Borculo was one of the first locations in the east of the Netherlands where Jews settled. Although exact details as to the founding of the community are lacking, reports indicate that Jews resided in Borculo and nearby Neede as early as the middle of the seventeenth century. The former Jewish cemetery on the Lange Wal dates from this period.
In 1820, the community inaugurated a new cemetery was on Deugenweerd near the Van Coevordenstraat. In 1842, the community built its first synagogue, located on the Weverstraat. Prior to then, religious services had been held in a private home.
The Jewish population of Borculo grew throughout the second half of the nineteenth century. At the same time, Borculo became known as a center of Jewish learning. During its heyday, the community also maintained a women's society, a society offering aid to the sick and dying, a burial society, a youth organization for the promotion of Jewish identity, and a theater society.
A number of Borculo's Jewish families played important roles in the town's industrialization. During the first decades of the twentieth century, several members of the Jewish community served on Borculo's town council.
In 1925, Borculo was struck by a hurricane. The Jewish school was destroyed but the synagogue was miraculously spared.
During the wartime occupation of the Netherlands the Jews of Borculo, like other European Jews, suffered under German anti-Jewish measures. In July of 1941, the synagogue was set ablaze by a Dutch Nazi sympathizer. The torah scrolls and other appurtenances were rescued from the flames but the building itself was badly damaged. An unusually high percentage - almost fifty percent - of the Jews of Borculo managed to survive the war in hiding. The other half was murdered in Nazi death camps.
From the end of the Second World War until 1980, when the Borculo community was absorbed into that of Winterswijk, the Jews of Borculo used a former school building as their synagogue. Borculo's Jewish cemetery was restored in 1989 and today is maintained by the municipality.

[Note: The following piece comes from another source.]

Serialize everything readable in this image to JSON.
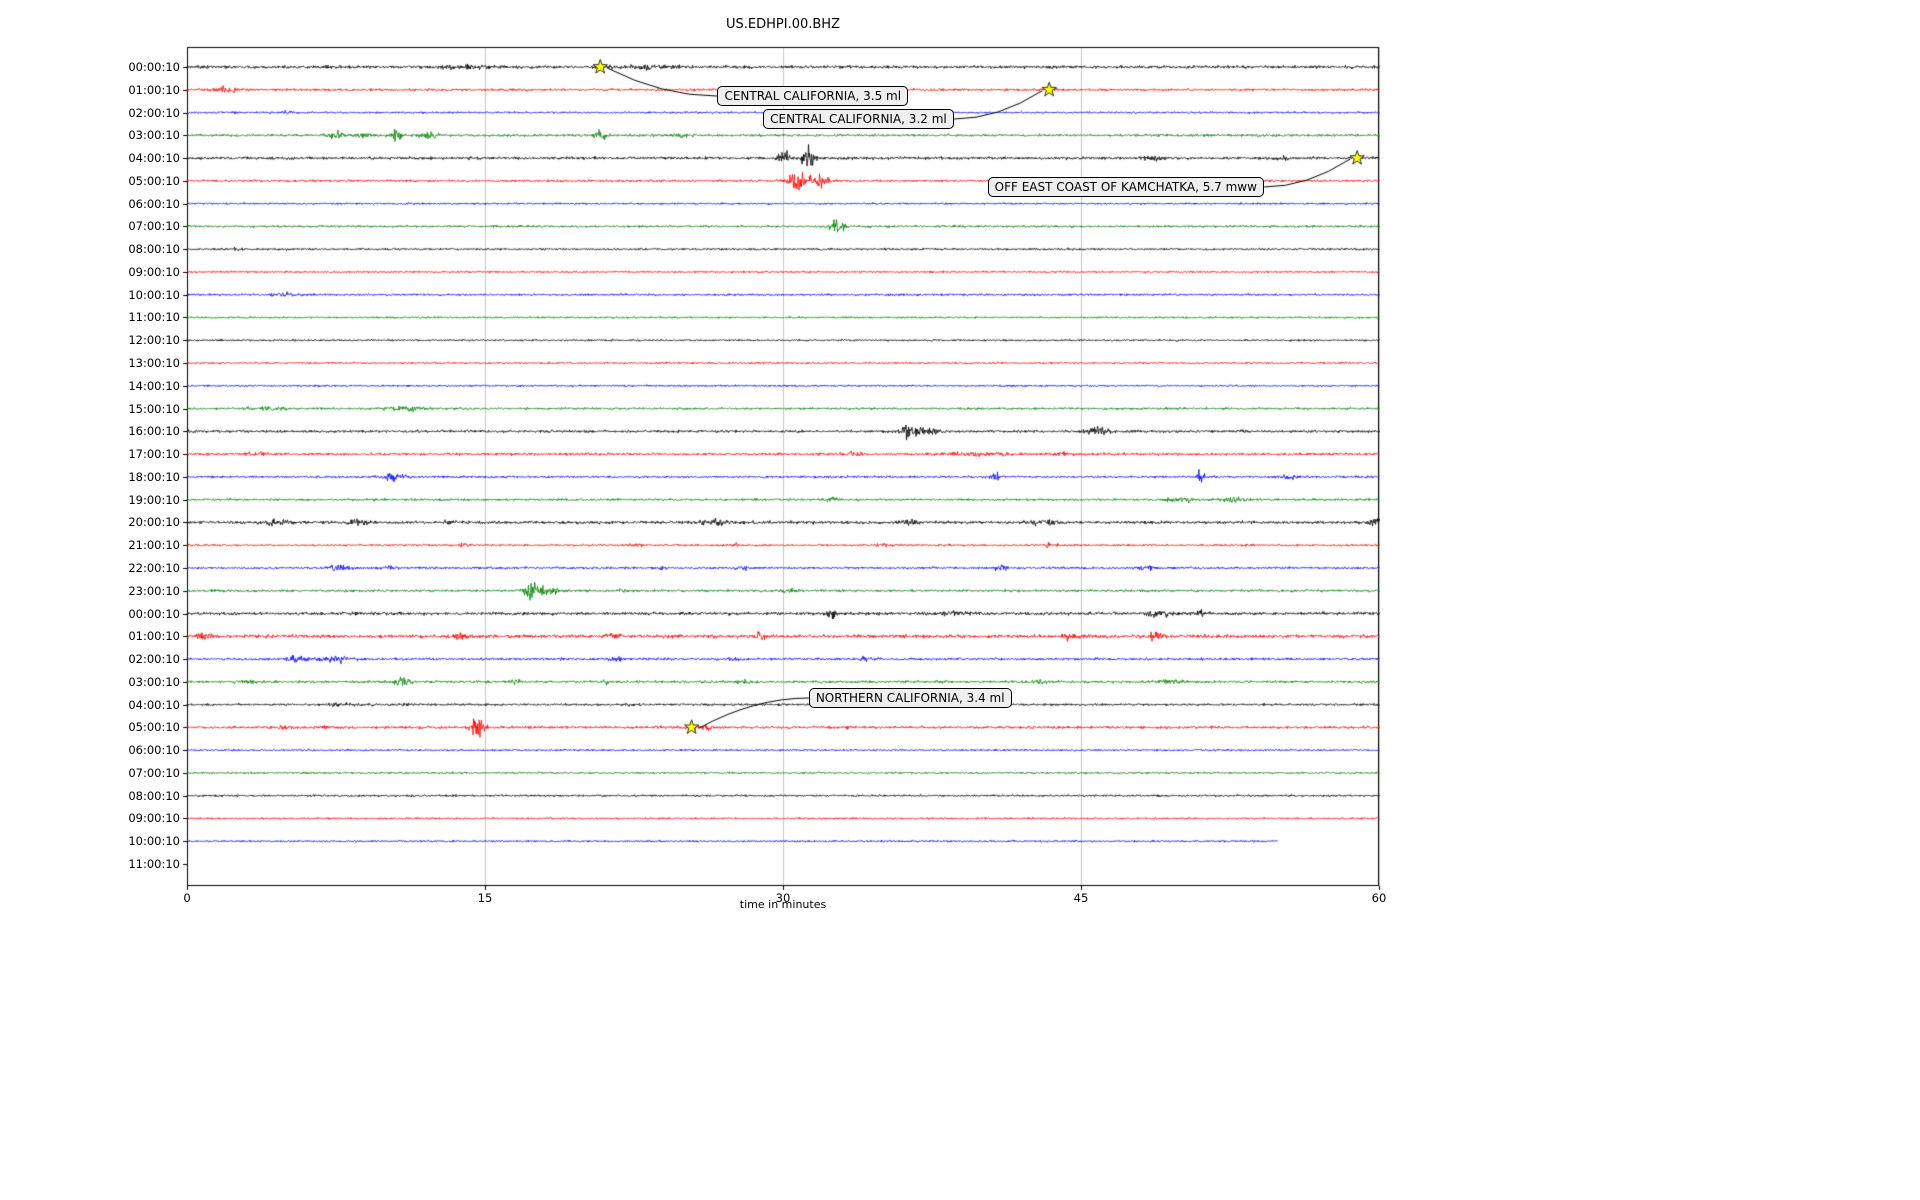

In 1997 a plaque in memory of Borculo Jews murdered during the war was unveiled in the ritual washing house of the cemetery. Presently, there are plans for a second plaque at the former synagogue. The former synagogue was purchased in 1999 by the Borculo Historical Society and in 2000 was donated to the Borculo Synagogue Foundation. In 2002, the Foundation also gained title to the former ritual bath located behind the synagogue. In 2008 the restoration of both synagogue and mikvah were finished. In October 2011 a Jewish Educational Museum opened its doors in the synagogue building.
As mentioned above, a Jewish community existed in Neede from the mid-eighteenth century. In 1813, the Neede community was officially merged with that of the town of Eibergen. By the twentieth century, only a number of Jewish families remained in Neede. During the early years of the Second World War, a dozen Jews from Neede succeeded in hiding in a nearby forest but were finally captured by the Germans in 1943.
From the mid-eighteenth century on, a number of Jews resided in the village of Ruurlo but attended synagogue in Borculo.